Docket Data: What Data Scientists Have to Tell Lawyers & Their Firms

Topics: Data Analytics, Law Firms, Legal Innovation

futurelaw

If you were a data scientist, what would you do with five years of federal courts docket data? That’s what Thomson Reuters and CodeX, the Stanford Center for Legal Informatics, set out to discover when they jointly launched their Legal Tech Open Innovation Challenge.

The challenge involved making docket data, along with Thomson Reuters’ Open Source company identification system PermID, available to teams of “solvers” around the world. Programmers, legal professionals, entrepreneurs, data scientists and others were invited to use the data to develop an application that provides high-value analytics to legal practitioners. More than 450 solvers from around the world registered interest, showing there is a large appetite for building new applications and a very broad-based community with great capacity for this type of innovation.

The solutions submitted by the four winning solvers reflect the many ways data scientists look at legal data. They delivered some very interesting solutions that offer a taste of how data analytics might be integrated into legal practice in the not-too-distant future.

The winners of the top prizes were:

  • US-based Praescient Analytics took the top $20,000 prize for an application called iHammurabi. It leverages docket data to create a model predicting the likelihood for success of motions to dismiss before a specific judge in federal civil court based on key factors about the case.
  • Alexander Büse of Germany earned the second place spot and $15,000 with a tool that enables users to uncover trends and patterns among a variety of entities involved in litigation matters.
  • Tied for third place, and awarded $10,000 each, were EPAM Systems, an international software engineering company in Belarus and the Ukraine, and Muthukumarasamy Karthikeyan, an independent solver from India. EPAM’s entry used the provided data to build a prediction model to forecast docket outcomes, and built a mechanism using contextual search to find similar dockets. Karthikeyan’s program was configured to read about 100,000 records at once from a single file for greater efficiency.

What’s really interesting here is the range of geographies represented among the winners — and the fact that none came from a legal background. The winners’ responses to the challenge represent some interesting new ways of looking at legal data, untainted by too much familiarity with the US legal system.

Praescient’s submission represented the most polished application — something that looked like an actual product, even thought it was limited in scope. The Praescient team decided to focus on predicting outcomes of motions to dismiss. That scope meant that their system could base predictions on information that existed at the time of the motion; in other words, prior to discovery or other procedural stages in litigation where more information about the merits of the case — and thus more complicating factors — becomes available. Based on the factors they were able to isolate, their application was able to predict the outcomes of motions to dismiss across all cases with an 83% accuracy. For individual judges, the accuracies ranged between a 73% and 94% accuracy.
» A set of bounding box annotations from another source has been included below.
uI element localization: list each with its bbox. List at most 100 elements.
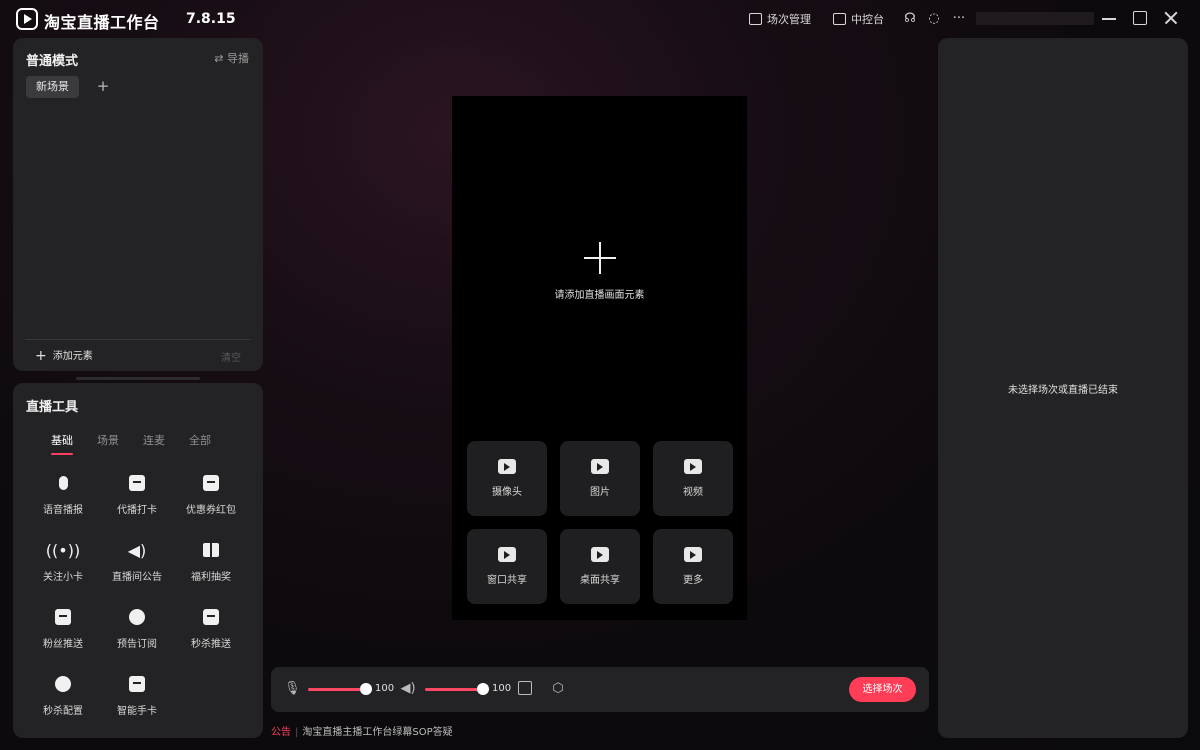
source-label: 图片: [590, 487, 610, 498]
tool-flash-sale-push[interactable]: 秒杀推送: [174, 607, 248, 650]
audio-control-bar: 🎙 100 ◀) 100 ⬡ 选择场次: [271, 667, 929, 712]
source-grid: 摄像头 图片 视频 窗口共享 桌面共享 更多: [467, 441, 733, 604]
source-label: 摄像头: [492, 487, 522, 498]
smart-card-icon: [127, 674, 147, 694]
tool-label: 优惠券红包: [186, 505, 236, 516]
tool-proxy-checkin[interactable]: 代播打卡: [100, 473, 174, 516]
source-more-button[interactable]: 更多: [653, 529, 733, 604]
announcement-link[interactable]: 淘宝直播主播工作台绿幕SOP答疑: [302, 727, 452, 738]
director-switch-button[interactable]: ⇄ 导播: [214, 50, 249, 66]
tool-label: 关注小卡: [43, 572, 83, 583]
source-image-button[interactable]: 图片: [560, 441, 640, 516]
app-version: 7.8.15: [186, 11, 236, 27]
tool-fan-push[interactable]: 粉丝推送: [26, 607, 100, 650]
play-logo-icon: [16, 8, 38, 30]
app-title: 淘宝直播工作台: [44, 13, 160, 32]
tool-lottery[interactable]: 福利抽奖: [174, 540, 248, 583]
source-desktop-share-button[interactable]: 桌面共享: [560, 529, 640, 604]
announcement-tag: 公告: [271, 727, 291, 738]
tool-label: 粉丝推送: [43, 639, 83, 650]
announcement: 公告 | 淘宝直播主播工作台绿幕SOP答疑: [271, 723, 453, 738]
flash-sale-icon: [201, 607, 221, 627]
tool-label: 预告订阅: [117, 639, 157, 650]
session-manage-button[interactable]: 场次管理: [749, 11, 811, 27]
preview-hint: 请添加直播画面元素: [554, 290, 645, 301]
source-camera-button[interactable]: 摄像头: [467, 441, 547, 516]
tab-basic[interactable]: 基础: [51, 432, 73, 455]
tab-co-host[interactable]: 连麦: [143, 432, 165, 448]
microphone-icon[interactable]: 🎙: [284, 681, 301, 697]
source-label: 更多: [683, 575, 703, 586]
source-label: 窗口共享: [487, 575, 527, 586]
tab-all[interactable]: 全部: [189, 432, 211, 448]
scene-tab-new[interactable]: 新场景: [26, 76, 79, 98]
subscribe-icon: [127, 607, 147, 627]
folder-icon: [684, 547, 702, 562]
mic-volume-value: 100: [375, 683, 395, 694]
slider-knob[interactable]: [360, 683, 372, 695]
tool-preview-subscribe[interactable]: 预告订阅: [100, 607, 174, 650]
clipboard-check-icon: [127, 473, 147, 493]
settings-icon[interactable]: ⬡: [550, 681, 566, 697]
tool-voice-broadcast[interactable]: 语音播报: [26, 473, 100, 516]
speaker-volume-value: 100: [492, 683, 512, 694]
maximize-button[interactable]: [1131, 9, 1149, 27]
add-plus-icon[interactable]: [584, 242, 616, 274]
control-center-button[interactable]: 中控台: [833, 11, 884, 27]
more-icon[interactable]: ···: [951, 10, 967, 26]
control-center-label: 中控台: [851, 13, 884, 26]
minimize-button[interactable]: [1100, 9, 1118, 27]
tool-room-notice[interactable]: ◀) 直播间公告: [100, 540, 174, 584]
speaker-icon[interactable]: ◀): [400, 681, 416, 697]
announcement-separator: |: [295, 727, 299, 738]
select-session-button[interactable]: 选择场次: [849, 677, 916, 702]
plus-icon: +: [35, 348, 47, 364]
mode-title: 普通模式: [26, 54, 79, 69]
source-label: 桌面共享: [580, 575, 620, 586]
tool-label: 智能手卡: [117, 706, 157, 717]
add-scene-button[interactable]: +: [95, 78, 111, 94]
tool-coupon-packet[interactable]: 优惠券红包: [174, 473, 248, 516]
session-manage-label: 场次管理: [767, 13, 811, 26]
clear-button[interactable]: 清空: [221, 349, 241, 364]
tool-label: 秒杀推送: [191, 639, 231, 650]
flash-config-icon: [53, 674, 73, 694]
microphone-icon: [53, 473, 73, 493]
tools-tabs: 基础 场景 连麦 全部: [51, 432, 211, 455]
tool-flash-sale-config[interactable]: 秒杀配置: [26, 674, 100, 717]
tool-follow-card[interactable]: ((•)) 关注小卡: [26, 540, 100, 584]
mic-volume-slider[interactable]: [308, 683, 372, 695]
equalizer-icon[interactable]: [518, 681, 532, 695]
push-icon: [53, 607, 73, 627]
scene-panel: 普通模式 ⇄ 导播 新场景 + + 添加元素 清空: [13, 38, 263, 371]
session-icon: [749, 13, 762, 25]
close-button[interactable]: [1162, 9, 1180, 27]
video-icon: [684, 459, 702, 474]
title-bar: 淘宝直播工作台 7.8.15 场次管理 中控台 ☊ ◌ ···: [0, 0, 1200, 38]
tools-title: 直播工具: [26, 400, 79, 415]
source-window-share-button[interactable]: 窗口共享: [467, 529, 547, 604]
source-video-button[interactable]: 视频: [653, 441, 733, 516]
speaker-volume-slider[interactable]: [425, 683, 489, 695]
add-element-button[interactable]: + 添加元素: [35, 347, 93, 364]
broadcast-icon: ((•)): [45, 540, 81, 560]
account-name[interactable]: [976, 12, 1094, 25]
tools-grid: 语音播报 代播打卡 优惠券红包 ((•)) 关注小卡 ◀) 直播间公告 福利抽奖…: [26, 473, 250, 717]
panel-resize-handle[interactable]: [76, 377, 200, 380]
window-share-icon: [498, 547, 516, 562]
headset-icon[interactable]: ☊: [902, 10, 918, 26]
empty-session-message: 未选择场次或直播已结束: [1008, 385, 1118, 396]
desktop-share-icon: [591, 547, 609, 562]
camera-icon: [498, 459, 516, 474]
tool-label: 福利抽奖: [191, 572, 231, 583]
tab-scene[interactable]: 场景: [97, 432, 119, 448]
speaker-icon: ◀): [127, 540, 147, 560]
tool-label: 语音播报: [43, 505, 83, 516]
add-element-label: 添加元素: [52, 351, 93, 362]
slider-knob[interactable]: [477, 683, 489, 695]
live-preview-canvas[interactable]: 请添加直播画面元素 摄像头 图片 视频 窗口共享 桌面共享 更多: [452, 96, 747, 620]
chat-icon[interactable]: ◌: [926, 10, 942, 26]
monitor-icon: [833, 13, 846, 25]
session-panel: 未选择场次或直播已结束: [938, 38, 1188, 738]
tool-smart-card[interactable]: 智能手卡: [100, 674, 174, 717]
What’s really interesting here is the range of geographies represented among the winners — and the fact that none came from a legal background. The winners’ responses to the challenge represent some interesting new ways of looking at legal data, untainted by too much familiarity with the US legal system.


Büse’s submission was most interesting for the way it used data visualization to create a simple “map” of an entire case, using color-coding to isolate distinct stages of litigation. Büse’s submission leveraged Thomson Reuters’ PermID company identifier in an interesting way, allowing analysis of groups of litigants (for example, companies in a specific industry). Büse’s application also could be used to address a number of potential uses, including identifying trends in case filings, identifying companies typically involved in certain types of cases, etc. The visualization aspect, however, provides some intriguing possibilities for legal strategists. Each case was represented by a bar chart, with different-color bands on the bar representing a different type of pleading or action, such as a motion, a ruling, a filing of some kind, etc. In this way, similarities between cases were exposed. This could be a useful tool for a law firm planning for a certain type of litigation, by allowing the firm to “see” the typical course of that type of case, and to understand the time frame involved.

The biggest lesson from this experiment, however, is that innovation in the legal service industry can come from a wide variety of sources. The legal industry is becoming more data-intensive, and this challenge shows that there is an international community of innovators and data scientists ready to help it build its needed next-generation applications.